On returning to the UK, Atrish secured some projects with organisations including UCL, Homerton Hospital and some NHS Clinical Commissioning Groups, and it became clear that the market wanted the hardware device to be wearable. So PCL went back to the drawing board and developed a watch-based device that captures many of the key vitals.
“All the data is calculated automatically, and it gets sent to an online dashboard for a doctor’s attention, and the family can be connected on that as well,” says Atrish. “We are not a diagnostic company – we are doing preventive care.”
Atrish is also keen to point out that the monitoring devices are not the most important part of what PCL does.

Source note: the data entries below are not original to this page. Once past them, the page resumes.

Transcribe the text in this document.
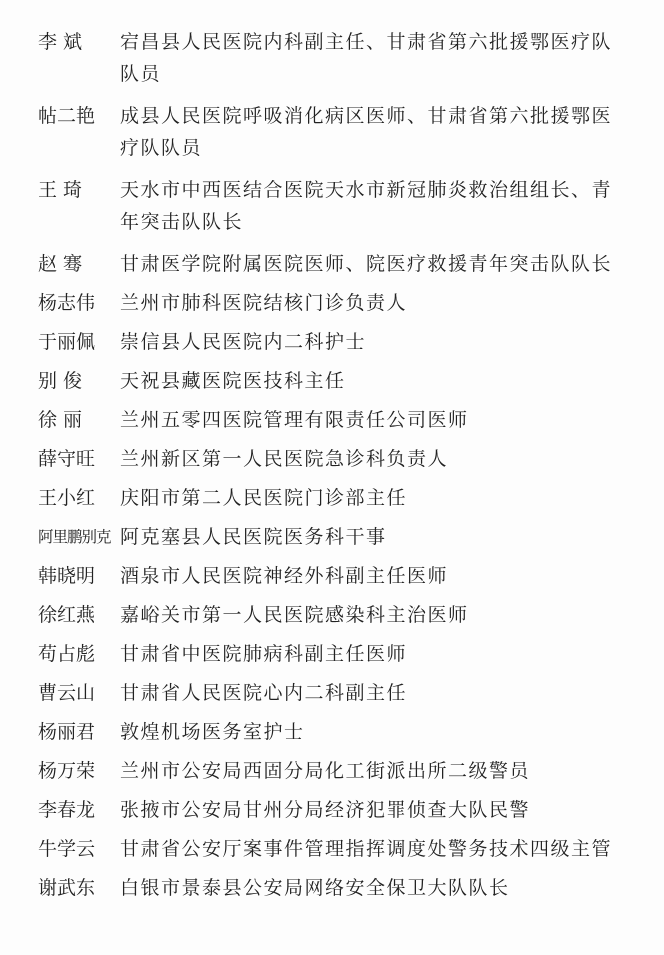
李 斌	宕昌县人民医院内科副主任、甘肃省第六批援鄂医疗队队员
帖二艳	成县人民医院呼吸消化病区医师、甘肃省第六批援鄂医疗队队员
王 琦	天水市中西医结合医院天水市新冠肺炎救治组组长、青年突击队队长
赵 骞	甘肃医学院附属医院医师、院医疗救援青年突击队队长
杨志伟	兰州市肺科医院结核门诊负责人
于丽佩	崇信县人民医院内二科护士
别 俊	天祝县藏医院医技科主任
徐 丽	兰州五零四医院管理有限责任公司医师
薛守旺	兰州新区第一人民医院急诊科负责人
王小红	庆阳市第二人民医院门诊部主任
阿里鹏别克 阿克塞县人民医院医务科干事
韩晓明	酒泉市人民医院神经外科副主任医师
徐红燕	嘉峪关市第一人民医院感染科主治医师
苟占彪	甘肃省中医院肺病科副主任医师
曹云山	甘肃省人民医院心内二科副主任
杨丽君	敦煌机场医务室护士
杨万荣	兰州市公安局西固分局化工街派出所二级警员
李春龙	张掖市公安局甘州分局经济犯罪侦查大队民警
牛学云	甘肃省公安厅案事件管理指挥调度处警务技术四级主管
谢武东	白银市景泰县公安局网络安全保卫大队队长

“We are device agnostic. We have our watch and our other device which are integrated, but still we are also integrating Apple Watch, Samsung watches and Fitbit as well. So we are building an ecosystem where a lot of sensors are being integrated. Our vision is to become a data analytics company, which is ultimately going to provide disease-specific alerts.”
This openness to integration is key to PCL’s commercial model, which will see the company focus initially on the domiciliary care (in-home care) market, as well as care homes, occupational health and hospitals.
“We are making sure that our system is easily plugged into other systems,” says Atrish. “We want to make it a seamless process, so if a company in domiciliary care has got software already, we will be able to provide them with the API key so they can integrate seamlessly with us.”
Aging-in-place: the future of connected care
Up till now, the company has been bootstrapped by Atrish, but the company has recently started fundraising. Targeting £750k to £1 million, PCL has already raised more than half of its goal.
“We’ve got some really promising investors who want to come on board,” says Atrish, who hopes to move quickly from the company’s initial focus on the UK market to target the US and beyond.
“We have a highly scalable model, solving the problem of connected care,” she adds. “We are trying to be as nimble as possible, and very modular, so we can be part of something bigger as well. We are not an EHR, we are not telemedicine, we are something small, but very important. So I see us being a global brand within couple of years.”